Despite the increase in life satisfaction, consumer confidence is still quite low:
• Just 27% of global consumers are very confident spending money in the coming months, and this falls to 16% in Europe
• 41% of consumers are very concerned about their personal financial security
• 35% of consumers are either worried about their employment or in reduced employment
Still, it’s clear that consumers are optimistic about improvement on the horizon. Over one-third of global consumers expect to be better off financially in the next three months, and 44% expect their situation to improve by the end of 2023.
The heightened cost of living isn’t just affecting consumers’ bank accounts. Half of global consumers say that it’s impacting their personal health and well-being, too. How is that manifesting in terms of behavior?
• One in three feel more stressed due to the higher cost of living
• One in five are eating less healthy
• 18% are getting less exercise
• 16% are being less health-conscious due to other priorities
Despite these challenges that consumers are facing, many remain optimistic for the future. Over one-third of consumers expect to be more satisfied with their personal health and well-being by the end of 2023.

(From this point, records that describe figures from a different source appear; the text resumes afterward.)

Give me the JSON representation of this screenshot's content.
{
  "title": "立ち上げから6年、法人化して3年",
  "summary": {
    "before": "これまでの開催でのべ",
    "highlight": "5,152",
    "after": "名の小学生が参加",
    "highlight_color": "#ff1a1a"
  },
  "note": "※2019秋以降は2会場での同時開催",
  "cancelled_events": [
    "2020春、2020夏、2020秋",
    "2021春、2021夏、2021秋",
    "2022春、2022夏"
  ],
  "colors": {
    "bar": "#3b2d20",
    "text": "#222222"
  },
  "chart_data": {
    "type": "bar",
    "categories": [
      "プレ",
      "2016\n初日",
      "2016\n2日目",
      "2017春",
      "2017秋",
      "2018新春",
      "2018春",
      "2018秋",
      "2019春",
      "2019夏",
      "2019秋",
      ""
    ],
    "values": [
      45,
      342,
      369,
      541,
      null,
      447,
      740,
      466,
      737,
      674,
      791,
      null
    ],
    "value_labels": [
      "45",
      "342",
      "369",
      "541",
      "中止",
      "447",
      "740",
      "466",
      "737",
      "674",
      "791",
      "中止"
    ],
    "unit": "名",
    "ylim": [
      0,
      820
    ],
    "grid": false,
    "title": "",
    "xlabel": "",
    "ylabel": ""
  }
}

It’s no secret that the cost of living is impacting how we spend and what we spend it on. Nearly seven in ten consumers told us that rising energy and living costs are impacting their spending, and six in ten are putting off big life expenditures until the financial climate stabilizes.

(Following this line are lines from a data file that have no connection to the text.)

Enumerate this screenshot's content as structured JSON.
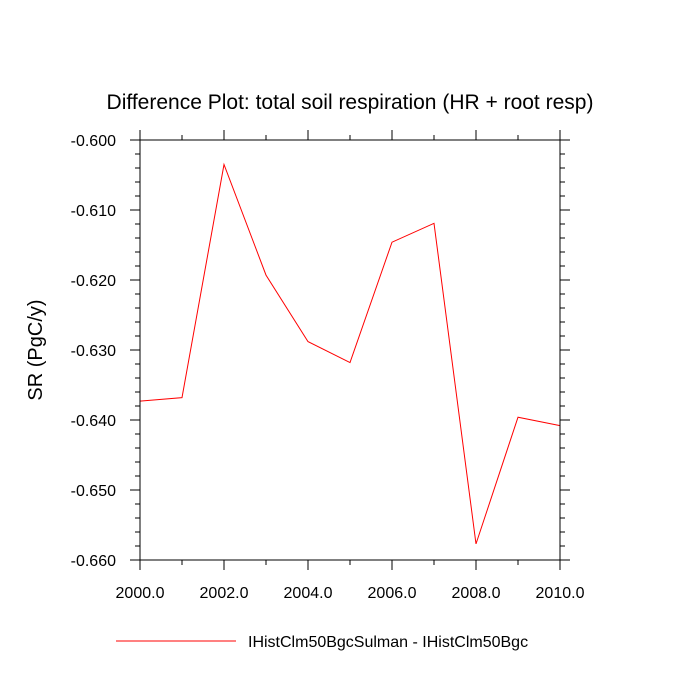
{
  "chart_data": {
    "type": "line",
    "title": "Difference Plot: total soil respiration (HR + root resp)",
    "xlabel": "",
    "ylabel": "SR  (PgC/y)",
    "xlim": [
      2000.0,
      2010.0
    ],
    "ylim": [
      -0.66,
      -0.6
    ],
    "x_ticks": [
      2000.0,
      2002.0,
      2004.0,
      2006.0,
      2008.0,
      2010.0
    ],
    "x_tick_labels": [
      "2000.0",
      "2002.0",
      "2004.0",
      "2006.0",
      "2008.0",
      "2010.0"
    ],
    "y_ticks": [
      -0.6,
      -0.61,
      -0.62,
      -0.63,
      -0.64,
      -0.65,
      -0.66
    ],
    "y_tick_labels": [
      "-0.600",
      "-0.610",
      "-0.620",
      "-0.630",
      "-0.640",
      "-0.650",
      "-0.660"
    ],
    "grid": false,
    "legend_position": "bottom",
    "series": [
      {
        "name": "IHistClm50BgcSulman - IHistClm50Bgc",
        "color": "#ff0000",
        "x": [
          2000,
          2001,
          2002,
          2003,
          2004,
          2005,
          2006,
          2007,
          2008,
          2009,
          2010
        ],
        "y": [
          -0.6373,
          -0.6368,
          -0.6035,
          -0.6193,
          -0.6288,
          -0.6318,
          -0.6146,
          -0.6119,
          -0.6577,
          -0.6396,
          -0.6408
        ]
      }
    ]
  }
}
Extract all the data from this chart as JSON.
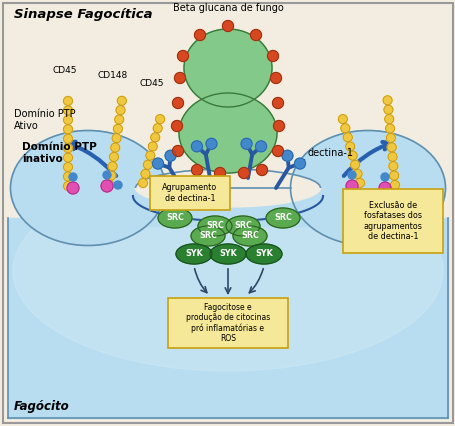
{
  "bg_color": "#f2ede0",
  "cell_color_light": "#b8ddf0",
  "cell_color_mid": "#9ecce8",
  "cell_outline": "#6090b0",
  "fungus_color": "#82c98a",
  "fungus_outline": "#3a7a3a",
  "beta_glucan_color": "#d84820",
  "beta_glucan_outline": "#903010",
  "cd_bead_color": "#f0c840",
  "cd_bead_outline": "#c09010",
  "dectina_color": "#2858a0",
  "dectina_head_color": "#4488cc",
  "src_color": "#5aaa50",
  "src_outline": "#2a6020",
  "syk_color": "#2a8030",
  "syk_outline": "#185020",
  "box_color": "#f5e898",
  "box_edge_color": "#c8a010",
  "arrow_color": "#2860b0",
  "pink_color": "#e050b0",
  "blue_dot_color": "#4488cc",
  "title": "Sinapse Fagocítica",
  "label_beta": "Beta glucana de fungo",
  "label_cd45_1": "CD45",
  "label_cd148": "CD148",
  "label_cd45_2": "CD45",
  "label_dom_ativo": "Domínio PTP\nAtivo",
  "label_dom_inativo": "Domínio PTP\ninativo",
  "label_dectina": "dectina-1",
  "label_agrupamento": "Agrupamento\nde dectina-1",
  "label_exclusao": "Exclusão de\nfosfatases dos\nagrupamentos\nde dectina-1",
  "label_fagocitose": "Fagocitose e\nprodução de citocinas\npró inflamatórias e\nROS",
  "label_fagocito": "Fagócito"
}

When asked where they would cut back on spending in the next three months, it’s clear that leisure expenses are first on the chopping block. Consumers plan to reduce spending on:
• 40% eating out
• 35% alcohol in bars, pubs, and restaurants
• 34% ordering takeout
• 30% holidays/vacations
And when shopping for essentials, like groceries, they’re taking a much more savvy, value-driven approach. Consumers are reducing unnecessary expenditures, comparing prices, visiting more stores in search of value, and even changing supermarkets to cheaper alternatives. For brands, this really drives home the importance of communicating around value to win over consumers in the current economic environment.
With people focused on value for money, one might assume they’re less focused on brand values. You’d be incorrect! They still want to engage with brands that make a positive impact on the environment and the world as a whole. In fact, seven in ten say they would start using a brand or use it more because of its positive environmental/social activities, and a similar proportion would move away from a brand because of its negative activities.
What’s stopping them? Two in three consumers say they would like to make more decisions based on brand values, but don’t feel like they have enough information. A similar amount feel they can’t afford to at this time. What about the top actions for brands to take? Above all else, consumers want brands to be sincere and authentic about their values (66%). Other priorities include reducing the use of plastic/paper/packaging (58%) and having policies that benefit the environment and society (55%).